A new law signed Tuesday by Gov. Kathy Hochul sets up a first-of-its-kind “conditional adult-use cultivator” license, aimed at speeding marijuana to market when adult-use sales become legal next year.
The idea came about as a way to prevent lengthy delays experienced by other states in the rollouts of adult-use marijuana markets. In order to be eligible to grow marijuana under a conditional license, New Yorkers must:
- Have a hemp license from New York’s Department of Agriculture and Markets as of Dec. 31 of last year.
- Have grown and harvested hemp for at least two of the last four years.
- Have at least 51% ownership stake in a business licensed to grow hemp.
- Participate in an environmental sustainability program and a social equity mentorship program.
Hochul said after signing the measure that giving hemp operators first crack “positions New York’s farmers to be the first to grow cannabis and jump-start the safe, equitable and inclusive new industry we are building.”

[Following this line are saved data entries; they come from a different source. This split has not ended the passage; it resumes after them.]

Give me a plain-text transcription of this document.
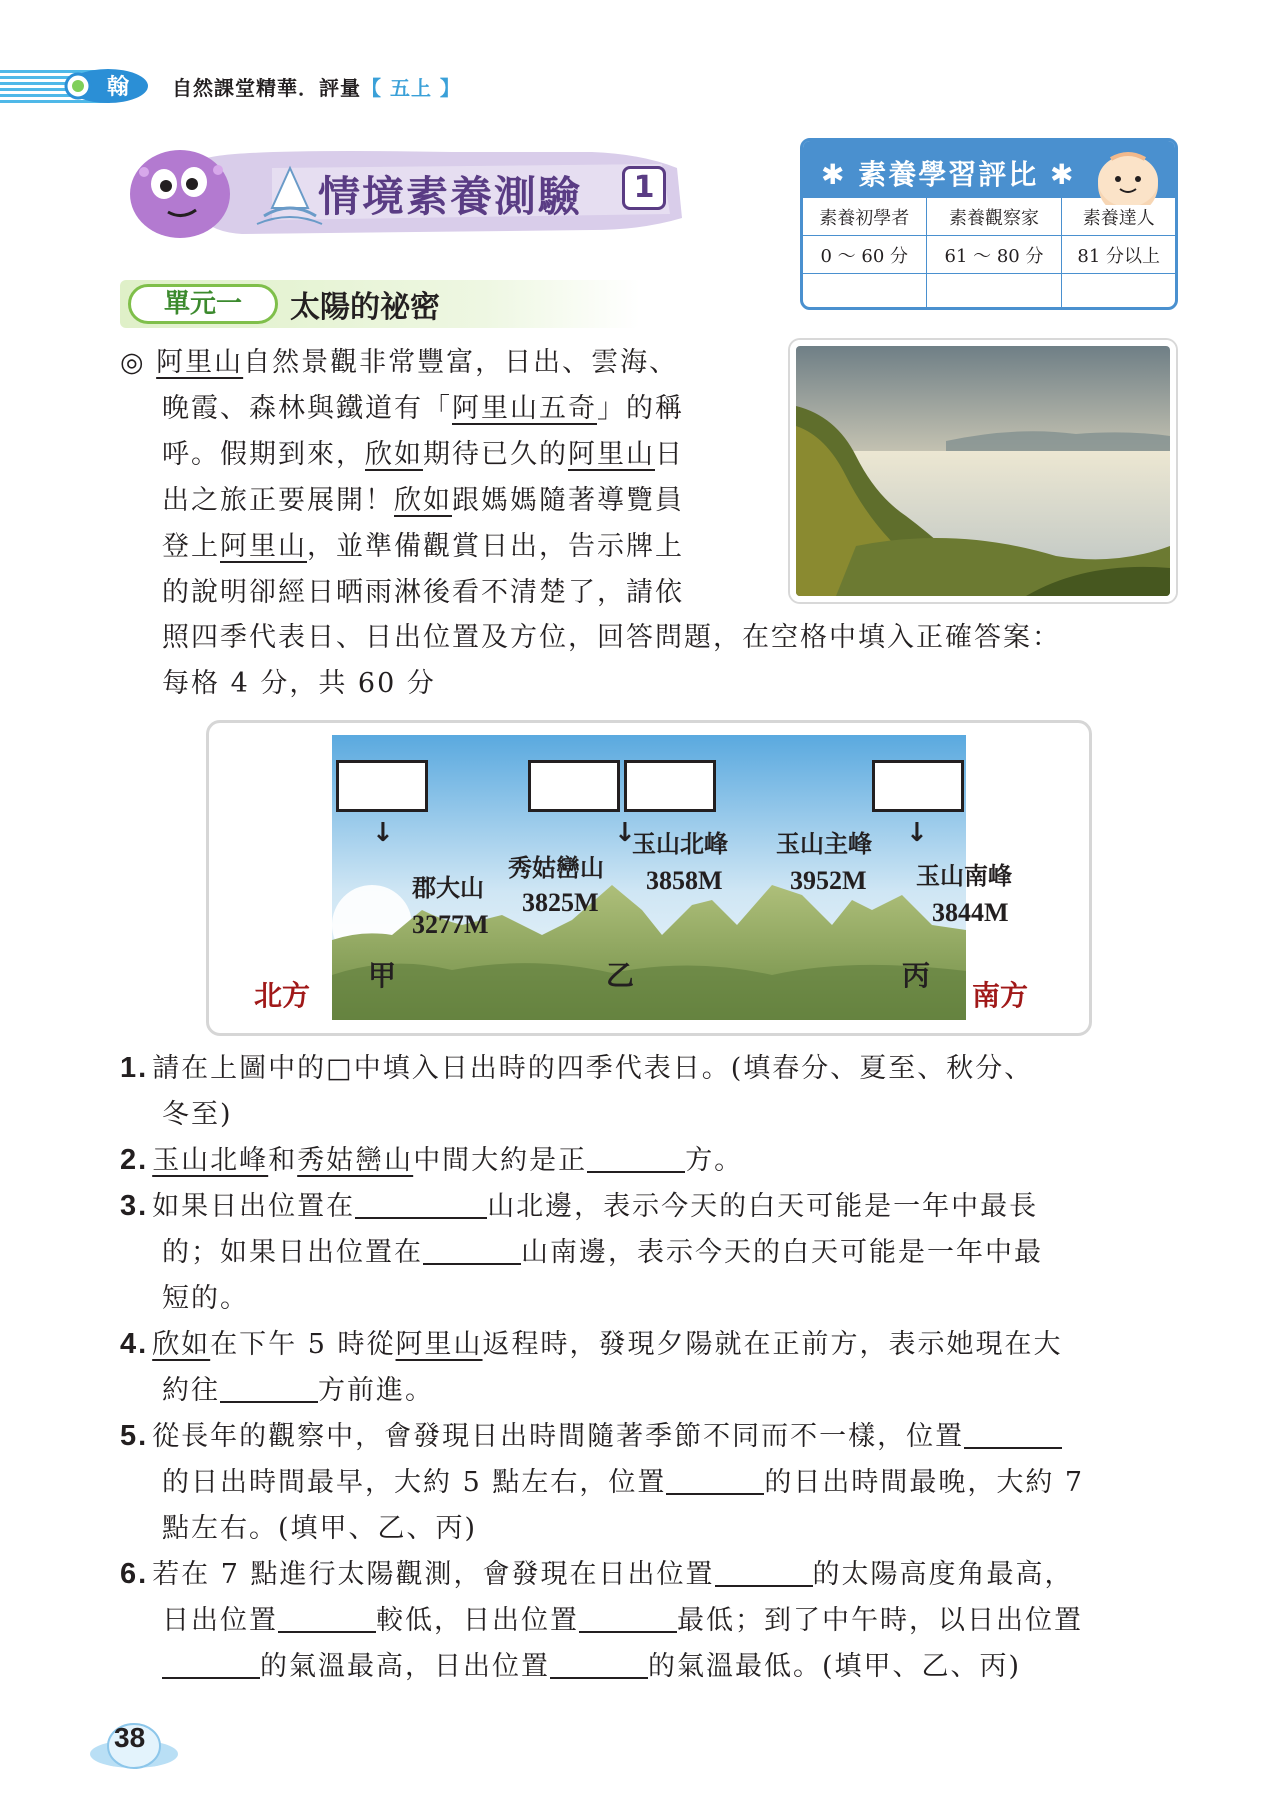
翰 自然課堂精華．評量【 五上 】
情境素養測驗	1	✱ 素養學習評比 ✱
素養初學者	素養觀察家	素養達人
0 ～ 60 分	61 ～ 80 分	81 分以上

單元一	太陽的祕密
◎ 阿里山自然景觀非常豐富，日出、雲海、
晚霞、森林與鐵道有「阿里山五奇」的稱
呼。假期到來，欣如期待已久的阿里山日
出之旅正要展開！欣如跟媽媽隨著導覽員
登上阿里山，並準備觀賞日出，告示牌上
的說明卻經日晒雨淋後看不清楚了，請依
照四季代表日、日出位置及方位，回答問題，在空格中填入正確答案：
每格 4 分，共 60 分
↓	↓	↓
郡大山
3277M
秀姑巒山
3825M
玉山北峰
3858M
玉山主峰
3952M 玉山南峰
3844M
甲	乙	丙
北方	南方
1. 請在上圖中的□中填入日出時的四季代表日。(填春分、夏至、秋分、
冬至)
2. 玉山北峰和秀姑巒山中間大約是正	方。
3. 如果日出位置在	山北邊，表示今天的白天可能是一年中最長
的；如果日出位置在	山南邊，表示今天的白天可能是一年中最
短的。
4. 欣如在下午 5 時從阿里山返程時，發現夕陽就在正前方，表示她現在大
約往	方前進。
5. 從長年的觀察中，會發現日出時間隨著季節不同而不一樣，位置
的日出時間最早，大約 5 點左右，位置	的日出時間最晚，大約 7
點左右。(填甲、乙、丙)
6. 若在 7 點進行太陽觀測，會發現在日出位置	的太陽高度角最高，
日出位置	較低，日出位置	最低；到了中午時，以日出位置
的氣溫最高，日出位置	的氣溫最低。(填甲、乙、丙)
38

New York legalized adult-use marijuana last year and authorized hemp production in 2017.
Last year New York licensed 748 hemp growers on some 33,000 acres and 1.1 million square feet of indoor and greenhouse cultivation.
The conditional marijuana growing licenses allow farmers to “minimally process and distribute cannabis products, provided that such final products shall be in the form of cannabis flower.”
For New York hemp operators who want to further process or extract cannabinoids from hemp, a separate conditional processor license will be required.
Those licenses will be reserved for people who have already applied for the state’s new “cannabinoid hemp processsor” license, a kind of license set up last year. It wasn’t immediately clear how many people have applied for those licenses, which cost $400 and are good for two years.
Hemp activists cheered the conditional license law but cautioned that hemp and marijuana are different varieties of cannabis with very different regulatory hurdles.
“This is a temporary, conditional program, and we want to see how things go, but we want to make sure that in the long run, those boundaries are kept separate,” Jonathan Miller, lawyer for the U.S. Hemp Roundtable, told WNBC-TV in New York.
The law does not set fees for either kind of conditional license. The conditional licenses will expire by 2024, after which time growers and processors will need regular licenses from the state’s new Cannabis Control Board, which oversees both the hemp and marijuana industries.